- German poster
- Directed by: Léonce Perret
- Written by: Jean-Joseph Renaud (novel)
- Starring: Louise Lagrange Ricardo Cortez Xenia Desni
- Cinematography: Léonce-Henri Burel René Colas Jacques Montéran
- Production company: Franco Films
- Distributed by: Franco Films
- Release date: April 29, 1928;
- Running time: 60 minutes
- Country: France
- Languages: Silent French intertitles

= The Orchid Dancer =

1928 film

The Orchid Dancer (French: La danseuse Orchidée) is a 1928 French silent drama film directed by Léonce Perret and starring Louise Lagrange, Ricardo Cortez and Xenia Desni. It was shot at the Victorine Studios in Nice.
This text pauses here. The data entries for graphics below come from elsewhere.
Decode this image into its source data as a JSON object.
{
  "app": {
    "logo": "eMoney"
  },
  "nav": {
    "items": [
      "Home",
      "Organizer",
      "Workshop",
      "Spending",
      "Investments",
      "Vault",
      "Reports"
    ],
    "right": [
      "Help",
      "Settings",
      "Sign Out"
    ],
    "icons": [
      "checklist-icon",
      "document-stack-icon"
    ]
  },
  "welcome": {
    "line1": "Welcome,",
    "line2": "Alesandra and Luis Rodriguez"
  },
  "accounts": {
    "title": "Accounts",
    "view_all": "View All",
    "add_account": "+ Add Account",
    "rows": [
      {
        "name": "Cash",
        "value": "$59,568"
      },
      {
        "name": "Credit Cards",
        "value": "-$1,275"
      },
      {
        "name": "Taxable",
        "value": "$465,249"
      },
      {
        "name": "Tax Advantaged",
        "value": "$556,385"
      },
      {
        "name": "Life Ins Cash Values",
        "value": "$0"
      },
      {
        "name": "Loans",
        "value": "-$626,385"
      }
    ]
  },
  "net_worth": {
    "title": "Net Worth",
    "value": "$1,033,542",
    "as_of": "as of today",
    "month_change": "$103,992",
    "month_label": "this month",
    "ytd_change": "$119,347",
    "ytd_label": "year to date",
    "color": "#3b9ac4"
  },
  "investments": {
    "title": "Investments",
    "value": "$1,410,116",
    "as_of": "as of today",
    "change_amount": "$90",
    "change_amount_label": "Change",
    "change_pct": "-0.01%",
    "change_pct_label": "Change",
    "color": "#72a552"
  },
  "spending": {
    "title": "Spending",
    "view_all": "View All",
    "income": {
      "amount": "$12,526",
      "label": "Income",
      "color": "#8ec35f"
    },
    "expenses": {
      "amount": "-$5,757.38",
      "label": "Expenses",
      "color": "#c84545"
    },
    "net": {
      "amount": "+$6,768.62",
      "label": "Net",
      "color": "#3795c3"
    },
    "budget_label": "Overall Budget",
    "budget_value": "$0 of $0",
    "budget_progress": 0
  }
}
The film's art direction was by Jacques-Laurent Atthalin and Henri Ménessier

==Synopsis==
Luicha returns briefly to her home town in the Basque Country to visit her mother. She says she works as a teacher in Paris. One of the young men falls in love with her and asks her to marry him. She is attracted to him, but says she can't marry him and hastily returns to the French capital. He follows her there and discovers she is famous in Paris as an exotic dancer known as "The Orchid Dancer".

==Cast==
- Louise Lagrange as Luicha Irrigoyen, la danseuse Orchidée
- Ricardo Cortez as Yoanes Etchegarry dit Jean Barliave
- Xenia Desni as Marise Laborde
- Danièle Parola as Miss Flute
- Marthe Lepers as Kattalin
- Gaston Jacquet as Buguelle
- Henri Richard as Martineau
- Sig Arno as Paulo
- Henriette Clairval-Terof as Madeleine
- Thérèse de Zunin as La baronne d'Ange
- Gerald Fielding as Doulaze
- Ernest Chambery as Le baron d'Ange
- Armand Dutertre as Le régisseur
- Madame Stavelly as Madame Deraing
- Damorès as Le professeur
- Henri Mène as Ignacio
- M. Violette as L'aide
- Julio de Romero as Horowitz
- Flore Deschamps as La secrétaire
- Marcya Capri
- Yvette Dubost
- Nilda Duclos
- Denise Lorys
- Gil Roland

==Bibliography==
- Rège, Philippe. Encyclopedia of French Film Directors, Volume 1. Scarecrow Press, 2009.